Un agent de quarantaine, formé par l’ASPC, et un voyageur, envoyé dans un hôtel de quarantaine, ont été formellement accusés pour des agressions sexuelles qui seraient survenues la semaine dernière.

«Ces allégations sont vraiment préoccupantes et font l’objet d’une enquête. L’Agence de la santé publique du Canada revoit ses procédés à l’interne, ainsi que ceux de ses fournisseurs de services, pour s’assurer de la santé et de la protection des voyageurs qui reviennent au pays», a soutenu Cole Davidson, l’attaché de presse de la ministre de la Santé.

En coulisses, on précise que l’ASPC collabore bien entendu avec les enquêtes policières pour les deux incidents. L’enquête interne portera plus précisément sur l’agression alléguée dans un hôtel de quarantaine à proximité de l’aéroport Trudeau à Montréal. L’idée est de déterminer comment cette situation a pu se produire en premier lieu et s’assurer que cela ne se répète plus jamais. 

Les conservateurs sont montés au front, pendant la période de questions de jeudi, pour réclamer la suspension du programme de quarantaine obligatoire à l’hôtel.

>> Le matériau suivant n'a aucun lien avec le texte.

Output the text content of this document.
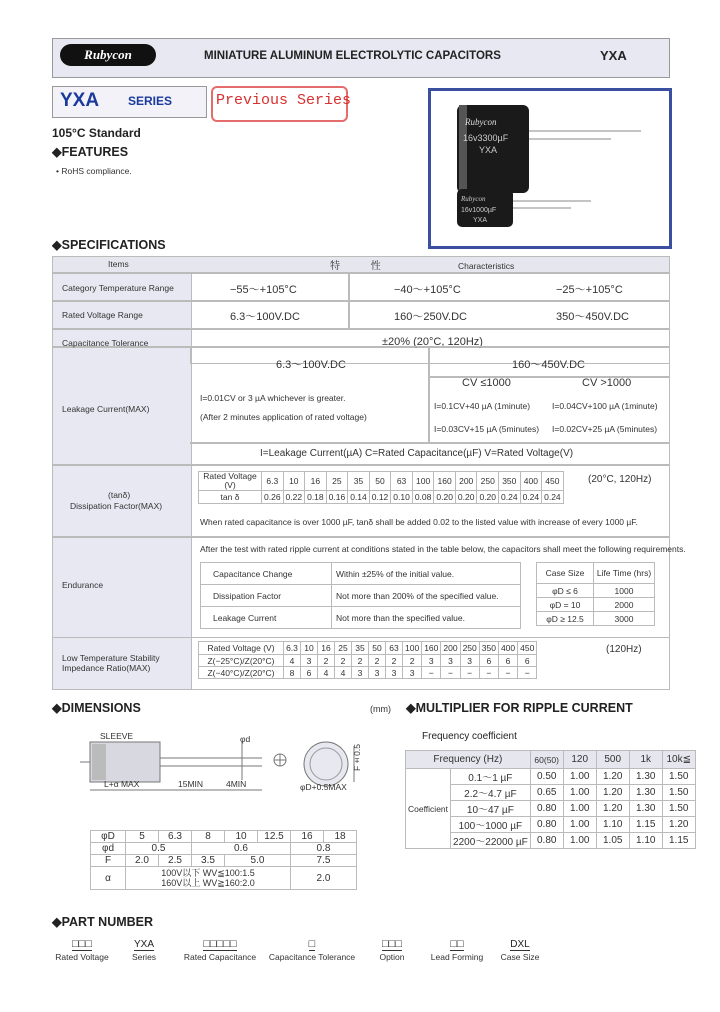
Rubycon	MINIATURE ALUMINUM ELECTROLYTIC CAPACITORS	YXA
YXA SERIES	Previous Series
Rubycon
16v3300µF
YXA
Rubycon
16v1000µF
YXA
105°C Standard
◆FEATURES
• RoHS compliance.
◆SPECIFICATIONS
Items	特 性	Characteristics
Category Temperature Range	−55～+105°C	−40～+105°C	−25～+105°C
Rated Voltage Range	6.3～100V.DC	160～250V.DC	350～450V.DC
Capacitance Tolerance	±20% (20°C, 120Hz)
Leakage Current(MAX)
6.3～100V.DC	160～450V.DC
CV ≤1000	CV >1000
I=0.01CV or 3 µA whichever is greater.
(After 2 minutes application of rated voltage)
I=0.1CV+40 µA (1minute)	I=0.04CV+100 µA (1minute)
I=0.03CV+15 µA (5minutes) I=0.02CV+25 µA (5minutes)
I=Leakage Current(µA) C=Rated Capacitance(µF) V=Rated Voltage(V)
(tanδ)
Dissipation Factor(MAX)
Rated Voltage (V)	6.3	10	16	25	35	50	63	100	160	200	250	350	400	450
tan δ	0.26	0.22	0.18	0.16	0.14	0.12	0.10	0.08	0.20	0.20	0.20	0.24	0.24	0.24
(20°C, 120Hz)
When rated capacitance is over 1000 µF, tanδ shall be added 0.02 to the listed value with increase of every 1000 µF.
Endurance
After the test with rated ripple current at conditions stated in the table below, the capacitors shall meet the following requirements.
Capacitance Change	Within ±25% of the initial value.
Dissipation Factor	Not more than 200% of the specified value.
Leakage Current	Not more than the specified value.
Case Size	Life Time (hrs)
φD ≤ 6	1000
φD = 10	2000
φD ≥ 12.5	3000
Low Temperature Stability
Impedance Ratio(MAX)
Rated Voltage (V)	6.3	10	16	25	35	50	63	100	160	200	250	350	400	450
Z(−25°C)/Z(20°C)	4	3	2	2	2	2	2	2	3	3	3	6	6	6
Z(−40°C)/Z(20°C)	8	6	4	4	3	3	3	3	−	−	−	−	−	−
(120Hz)
◆DIMENSIONS	(mm)
SLEEVE
L+α MAX	15MIN	4MIN	φD+0.5MAX
φd
F±0.5
φD	5	6.3	8	10	12.5	16	18
φd	0.5		0.6			0.8	
F	2.0	2.5	3.5	5.0		7.5	
α	100V以下 WV≦100:1.5
160V以上 WV≧160:2.0					2.0	
◆MULTIPLIER FOR RIPPLE CURRENT
Frequency coefficient
Frequency (Hz)		60(50)	120	500	1k	10k≦
Coefficient	0.1～1 µF	0.50	1.00	1.20	1.30	1.50
	2.2～4.7 µF	0.65	1.00	1.20	1.30	1.50
	10～47 µF	0.80	1.00	1.20	1.30	1.50
	100～1000 µF	0.80	1.00	1.10	1.15	1.20
	2200～22000 µF	0.80	1.00	1.05	1.10	1.15
◆PART NUMBER
□□□
Rated Voltage
YXA
Series
□□□□□
Rated Capacitance
□
Capacitance Tolerance
□□□
Option
□□
Lead Forming
DXL
Case Size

«En arrivant au Canada, le passeport d’une femme a été saisi et elle a été forcée de monter dans un taxi sans savoir où elle allait. On l’a forcée à aller dans un établissement sous supervision fédérale par le gouvernement libéral et elle a été agressée sexuellement. C’est de la misogynie et une grave violation de ses droits», s’est indignée la députée Michelle Rempel Garner. 

«Si le premier ministre ne peut pas garantir la sécurité des personnes, il doit suspendre le programme», a pour sa part martelé son chef Erin O’Toole.

«Si les conservateurs ne veulent pas protéger les Canadiens contre la COVID-19, c’est leur droit», a rétorqué la vice-première ministre Chrystia Freeland. «En tant que femme et mère, je suis profondément préoccupée par ces rapports de violence et d’agression sexuelle. Personne ne devrait craindre pour sa sécurité», a-t-elle ajouté.

Le Parti conservateur est cependant seul dans son combat pour suspendre la quarantaine à l’hôtel; le Bloc québécois et le Nouveau Parti démocratique disent qu’elle devrait rester en place. 

«Ce n’est pas parce qu’il y a des trous dans le filet qu’on enlève le filet. Il faut maintenir la mesure, il faut corriger la mesure pour la sécurité des gens», a déclaré le chef bloquiste Yves-François Blanchet, qui réclame «un minimum de surveillance» pour assurer la sécurité des voyageurs dans ces hôtels.

L’ASPC n’a pas voulu faire de commentaires sur les enquêtes en cours afin de protéger la vie privée des personnes concernées.